Ciclista investito sulla strada statale Pontina, all’altezza di Borgo Piave: l’uomo era stato trasportato d’urgenza al Santa Maria Goretti di Latina

Non ce l’ha fatto l’uomo di nazionalità indiana investito lo scorso 15 marzo da una Bmw guidata da un 23enne di Latina. La vittima, 26 anni, è deceduta presso l’ospedale Santa Maria Goretti di Latina dove era ricoverata da quasi tre mesi.

Si era presentata subito grave la situazione dell’uomo quando poco meno di tre mesi fa, in serata, all’altezza di Borgo Piave, era stato investito. Il ciclista stava percorrendo la strada statale Pontina quando era stato investito da un’autovettura Bmw condotta da un giovane di 23 anni che lo aveva tamponato. Finito prima contro il parabrezza dell’auto e poi rovinosamente sull’asfalto, il ciclista aveva rimediato fratture e lesioni tanto da dover essere trasportato dal personale sanitario del 118 intervenuto presso il Santa Maria Goretti di Latina.

Sul luogo dell’incidente, si erano portati gli agenti della Polizia Locale per i primi rilevamenti, così da ricostruire la dinamica del sinistro che appariva già piuttosto chiara. I due – auto e bici – stavano percorrendo la Pontina sullo stesso lato e l’auto aveva urtato violentemente il ciclista, probabilmente non visto per via dell’oscurità.

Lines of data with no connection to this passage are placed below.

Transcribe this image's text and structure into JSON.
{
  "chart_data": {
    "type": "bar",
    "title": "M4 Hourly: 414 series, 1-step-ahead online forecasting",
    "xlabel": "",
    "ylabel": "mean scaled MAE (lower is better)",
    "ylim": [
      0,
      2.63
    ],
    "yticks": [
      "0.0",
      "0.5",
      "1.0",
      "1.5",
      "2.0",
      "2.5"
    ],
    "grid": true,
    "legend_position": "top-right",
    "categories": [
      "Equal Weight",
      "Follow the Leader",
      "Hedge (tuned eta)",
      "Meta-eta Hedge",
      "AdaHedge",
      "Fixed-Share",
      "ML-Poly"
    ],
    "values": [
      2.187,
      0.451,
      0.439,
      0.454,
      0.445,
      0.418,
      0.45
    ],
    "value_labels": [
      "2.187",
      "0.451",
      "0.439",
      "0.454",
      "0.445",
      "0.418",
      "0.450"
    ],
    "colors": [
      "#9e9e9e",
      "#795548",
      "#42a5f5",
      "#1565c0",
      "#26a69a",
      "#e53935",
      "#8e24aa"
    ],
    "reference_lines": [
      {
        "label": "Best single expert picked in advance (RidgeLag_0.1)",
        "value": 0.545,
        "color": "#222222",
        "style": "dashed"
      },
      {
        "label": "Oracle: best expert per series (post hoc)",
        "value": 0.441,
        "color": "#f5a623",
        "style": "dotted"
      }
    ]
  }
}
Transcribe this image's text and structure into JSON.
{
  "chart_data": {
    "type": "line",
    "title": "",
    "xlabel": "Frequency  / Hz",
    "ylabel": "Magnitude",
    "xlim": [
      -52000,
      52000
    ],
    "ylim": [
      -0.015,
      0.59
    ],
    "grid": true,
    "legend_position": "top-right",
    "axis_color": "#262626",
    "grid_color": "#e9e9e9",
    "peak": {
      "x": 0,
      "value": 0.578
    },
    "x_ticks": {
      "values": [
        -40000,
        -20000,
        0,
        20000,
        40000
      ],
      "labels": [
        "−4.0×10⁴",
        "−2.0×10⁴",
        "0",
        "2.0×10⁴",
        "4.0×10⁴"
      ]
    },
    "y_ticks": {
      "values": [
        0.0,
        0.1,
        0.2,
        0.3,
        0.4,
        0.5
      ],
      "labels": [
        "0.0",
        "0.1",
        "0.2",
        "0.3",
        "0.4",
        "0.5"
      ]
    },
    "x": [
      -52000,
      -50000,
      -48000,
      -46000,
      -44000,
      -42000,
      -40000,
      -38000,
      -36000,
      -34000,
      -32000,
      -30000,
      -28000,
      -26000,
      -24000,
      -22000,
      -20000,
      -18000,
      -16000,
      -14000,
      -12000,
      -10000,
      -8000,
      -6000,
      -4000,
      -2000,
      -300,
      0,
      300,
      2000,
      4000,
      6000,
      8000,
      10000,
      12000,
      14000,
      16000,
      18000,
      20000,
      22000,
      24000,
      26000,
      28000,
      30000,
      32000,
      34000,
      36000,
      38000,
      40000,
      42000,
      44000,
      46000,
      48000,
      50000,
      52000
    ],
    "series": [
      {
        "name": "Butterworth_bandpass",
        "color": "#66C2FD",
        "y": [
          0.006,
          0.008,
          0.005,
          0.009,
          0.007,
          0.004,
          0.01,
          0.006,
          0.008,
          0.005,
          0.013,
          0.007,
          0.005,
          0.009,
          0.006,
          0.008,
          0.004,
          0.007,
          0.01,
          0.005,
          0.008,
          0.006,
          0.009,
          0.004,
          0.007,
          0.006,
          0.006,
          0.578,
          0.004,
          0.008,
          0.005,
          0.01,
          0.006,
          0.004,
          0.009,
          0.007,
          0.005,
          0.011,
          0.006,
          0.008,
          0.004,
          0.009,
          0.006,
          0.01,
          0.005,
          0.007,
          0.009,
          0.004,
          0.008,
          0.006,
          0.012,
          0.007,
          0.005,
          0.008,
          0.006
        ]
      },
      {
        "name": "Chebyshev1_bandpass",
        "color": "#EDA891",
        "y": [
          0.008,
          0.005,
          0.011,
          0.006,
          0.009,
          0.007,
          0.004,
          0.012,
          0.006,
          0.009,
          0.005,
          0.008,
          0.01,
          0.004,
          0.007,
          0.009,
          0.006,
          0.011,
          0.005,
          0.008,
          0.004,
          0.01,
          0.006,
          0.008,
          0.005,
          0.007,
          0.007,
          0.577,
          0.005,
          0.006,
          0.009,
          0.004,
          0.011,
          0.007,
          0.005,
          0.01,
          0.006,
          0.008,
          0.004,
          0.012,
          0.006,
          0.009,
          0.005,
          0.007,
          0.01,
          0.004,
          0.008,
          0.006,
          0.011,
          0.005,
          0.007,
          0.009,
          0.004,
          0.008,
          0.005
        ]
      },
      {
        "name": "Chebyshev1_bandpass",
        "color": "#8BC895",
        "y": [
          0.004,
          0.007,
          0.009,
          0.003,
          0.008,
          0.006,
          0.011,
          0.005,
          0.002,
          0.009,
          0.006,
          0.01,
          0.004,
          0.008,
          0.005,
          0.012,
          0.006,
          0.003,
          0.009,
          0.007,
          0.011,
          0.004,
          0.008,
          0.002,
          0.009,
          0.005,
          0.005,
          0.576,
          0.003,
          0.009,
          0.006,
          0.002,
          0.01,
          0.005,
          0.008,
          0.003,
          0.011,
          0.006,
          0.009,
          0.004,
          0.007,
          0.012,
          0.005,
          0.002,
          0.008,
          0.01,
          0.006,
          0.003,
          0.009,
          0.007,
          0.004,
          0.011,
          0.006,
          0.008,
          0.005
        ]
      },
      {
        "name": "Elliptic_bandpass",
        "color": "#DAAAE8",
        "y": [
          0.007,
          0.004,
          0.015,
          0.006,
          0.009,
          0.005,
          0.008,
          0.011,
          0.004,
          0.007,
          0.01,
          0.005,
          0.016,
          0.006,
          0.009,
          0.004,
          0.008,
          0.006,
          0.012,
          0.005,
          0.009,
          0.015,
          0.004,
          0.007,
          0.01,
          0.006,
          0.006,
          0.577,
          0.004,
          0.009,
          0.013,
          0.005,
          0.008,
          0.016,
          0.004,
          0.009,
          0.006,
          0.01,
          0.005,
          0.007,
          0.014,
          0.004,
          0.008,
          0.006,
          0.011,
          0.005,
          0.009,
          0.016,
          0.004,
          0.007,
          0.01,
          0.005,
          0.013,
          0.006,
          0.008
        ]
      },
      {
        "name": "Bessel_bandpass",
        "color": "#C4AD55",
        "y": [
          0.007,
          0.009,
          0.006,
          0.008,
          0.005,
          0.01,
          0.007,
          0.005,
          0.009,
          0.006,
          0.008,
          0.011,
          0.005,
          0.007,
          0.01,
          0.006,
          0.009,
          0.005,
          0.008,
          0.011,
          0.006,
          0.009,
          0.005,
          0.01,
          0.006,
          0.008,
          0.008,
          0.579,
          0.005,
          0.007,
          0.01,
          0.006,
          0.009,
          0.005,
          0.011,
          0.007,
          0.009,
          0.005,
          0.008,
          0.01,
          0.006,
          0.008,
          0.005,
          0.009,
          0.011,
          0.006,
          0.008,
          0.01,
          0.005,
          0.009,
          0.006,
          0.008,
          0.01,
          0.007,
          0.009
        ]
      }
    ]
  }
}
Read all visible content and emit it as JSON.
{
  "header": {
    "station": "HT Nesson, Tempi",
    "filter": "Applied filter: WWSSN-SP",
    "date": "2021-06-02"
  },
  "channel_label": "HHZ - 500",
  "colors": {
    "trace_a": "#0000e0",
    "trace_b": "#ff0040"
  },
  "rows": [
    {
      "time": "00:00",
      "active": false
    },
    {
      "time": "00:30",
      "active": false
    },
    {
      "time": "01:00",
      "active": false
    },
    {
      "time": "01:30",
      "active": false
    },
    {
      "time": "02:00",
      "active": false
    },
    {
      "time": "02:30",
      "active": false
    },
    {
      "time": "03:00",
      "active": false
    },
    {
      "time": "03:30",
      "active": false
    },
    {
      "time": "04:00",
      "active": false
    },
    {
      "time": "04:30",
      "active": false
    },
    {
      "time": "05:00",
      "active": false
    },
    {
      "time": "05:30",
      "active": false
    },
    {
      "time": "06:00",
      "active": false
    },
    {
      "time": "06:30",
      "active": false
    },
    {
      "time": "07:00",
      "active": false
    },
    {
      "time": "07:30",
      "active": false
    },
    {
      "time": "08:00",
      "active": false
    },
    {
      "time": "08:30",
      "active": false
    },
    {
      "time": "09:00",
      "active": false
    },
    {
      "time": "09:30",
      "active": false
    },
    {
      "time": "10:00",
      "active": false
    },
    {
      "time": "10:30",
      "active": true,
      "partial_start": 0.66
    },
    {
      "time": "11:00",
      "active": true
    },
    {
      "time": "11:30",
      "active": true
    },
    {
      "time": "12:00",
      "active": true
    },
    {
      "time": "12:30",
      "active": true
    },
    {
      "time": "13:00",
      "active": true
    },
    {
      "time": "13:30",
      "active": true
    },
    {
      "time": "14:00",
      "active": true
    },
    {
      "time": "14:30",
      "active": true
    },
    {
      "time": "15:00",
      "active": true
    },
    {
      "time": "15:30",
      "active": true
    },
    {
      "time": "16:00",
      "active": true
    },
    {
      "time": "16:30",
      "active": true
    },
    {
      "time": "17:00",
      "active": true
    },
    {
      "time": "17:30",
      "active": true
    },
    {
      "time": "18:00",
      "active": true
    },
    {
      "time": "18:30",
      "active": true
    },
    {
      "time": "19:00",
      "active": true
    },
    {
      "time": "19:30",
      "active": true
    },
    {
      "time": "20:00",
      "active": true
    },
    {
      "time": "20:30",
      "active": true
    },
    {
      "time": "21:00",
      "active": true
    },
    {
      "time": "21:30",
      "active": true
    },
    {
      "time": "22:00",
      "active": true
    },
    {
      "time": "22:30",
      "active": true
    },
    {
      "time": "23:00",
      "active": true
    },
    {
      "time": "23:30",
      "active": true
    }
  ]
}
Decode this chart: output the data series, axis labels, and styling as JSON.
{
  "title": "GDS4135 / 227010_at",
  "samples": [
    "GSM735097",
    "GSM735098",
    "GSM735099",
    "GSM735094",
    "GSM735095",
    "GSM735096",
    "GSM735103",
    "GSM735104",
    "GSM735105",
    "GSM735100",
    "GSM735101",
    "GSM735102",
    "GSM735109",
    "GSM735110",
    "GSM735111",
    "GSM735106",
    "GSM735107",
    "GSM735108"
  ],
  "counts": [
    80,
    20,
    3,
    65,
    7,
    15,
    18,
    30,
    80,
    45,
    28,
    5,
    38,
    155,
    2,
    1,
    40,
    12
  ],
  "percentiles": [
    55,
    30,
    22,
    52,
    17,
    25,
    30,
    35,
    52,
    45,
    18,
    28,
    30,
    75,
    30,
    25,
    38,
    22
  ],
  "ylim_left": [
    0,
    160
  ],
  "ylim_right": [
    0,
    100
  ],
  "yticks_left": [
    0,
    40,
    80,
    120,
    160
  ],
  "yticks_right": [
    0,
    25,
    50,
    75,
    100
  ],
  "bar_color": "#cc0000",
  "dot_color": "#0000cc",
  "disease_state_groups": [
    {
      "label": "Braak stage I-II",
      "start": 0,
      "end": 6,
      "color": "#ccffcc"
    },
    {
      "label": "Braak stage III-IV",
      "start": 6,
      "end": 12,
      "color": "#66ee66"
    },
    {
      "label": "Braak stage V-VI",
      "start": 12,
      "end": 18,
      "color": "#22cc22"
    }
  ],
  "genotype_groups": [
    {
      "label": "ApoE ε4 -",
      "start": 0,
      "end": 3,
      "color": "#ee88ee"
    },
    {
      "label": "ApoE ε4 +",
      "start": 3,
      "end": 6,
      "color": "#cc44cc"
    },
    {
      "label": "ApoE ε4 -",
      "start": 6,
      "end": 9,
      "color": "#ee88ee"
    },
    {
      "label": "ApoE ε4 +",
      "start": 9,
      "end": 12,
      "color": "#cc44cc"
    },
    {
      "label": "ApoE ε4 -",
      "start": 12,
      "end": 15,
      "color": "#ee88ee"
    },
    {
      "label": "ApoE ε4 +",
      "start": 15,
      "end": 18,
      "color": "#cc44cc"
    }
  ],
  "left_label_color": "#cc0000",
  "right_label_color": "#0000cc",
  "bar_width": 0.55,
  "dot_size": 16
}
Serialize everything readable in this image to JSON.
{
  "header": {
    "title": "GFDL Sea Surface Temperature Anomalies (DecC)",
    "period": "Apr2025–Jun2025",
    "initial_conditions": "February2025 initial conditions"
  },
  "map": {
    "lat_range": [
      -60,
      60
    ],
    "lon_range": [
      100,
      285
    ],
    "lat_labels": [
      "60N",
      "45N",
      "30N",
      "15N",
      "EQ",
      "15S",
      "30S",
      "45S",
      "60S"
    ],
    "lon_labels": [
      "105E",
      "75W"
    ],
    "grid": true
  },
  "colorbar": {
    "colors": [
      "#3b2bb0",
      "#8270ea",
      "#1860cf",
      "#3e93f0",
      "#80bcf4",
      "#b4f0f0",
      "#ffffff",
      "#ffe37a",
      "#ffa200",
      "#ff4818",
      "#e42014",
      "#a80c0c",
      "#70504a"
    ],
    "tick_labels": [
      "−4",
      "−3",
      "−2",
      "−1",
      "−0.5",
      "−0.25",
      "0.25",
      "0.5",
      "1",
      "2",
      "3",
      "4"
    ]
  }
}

Anche il giovane conducente dell’auto era stato curato sul posto per alcune schegge di vetro che gli erano piombate addosso. Il 26enne di nazionalità indiana era finito anche in coma e sottoposto a diversi interventi chirurgici per via delle lesioni riportate. Alla fine, dopo un passaggio in terapia intensiva, l’indiano era stato condotto nel reparto di medicina d’urgenza dove ora è morto.

Si aggrava, quindi, la posizione del 23enne di Latina per cui la Procura potrebbe procedere con l’ipotesi di omicidio stradale. La salma della vittima verrà sottoposta ad esame autoptico da un medico-legale nominato dalla Procura medesima.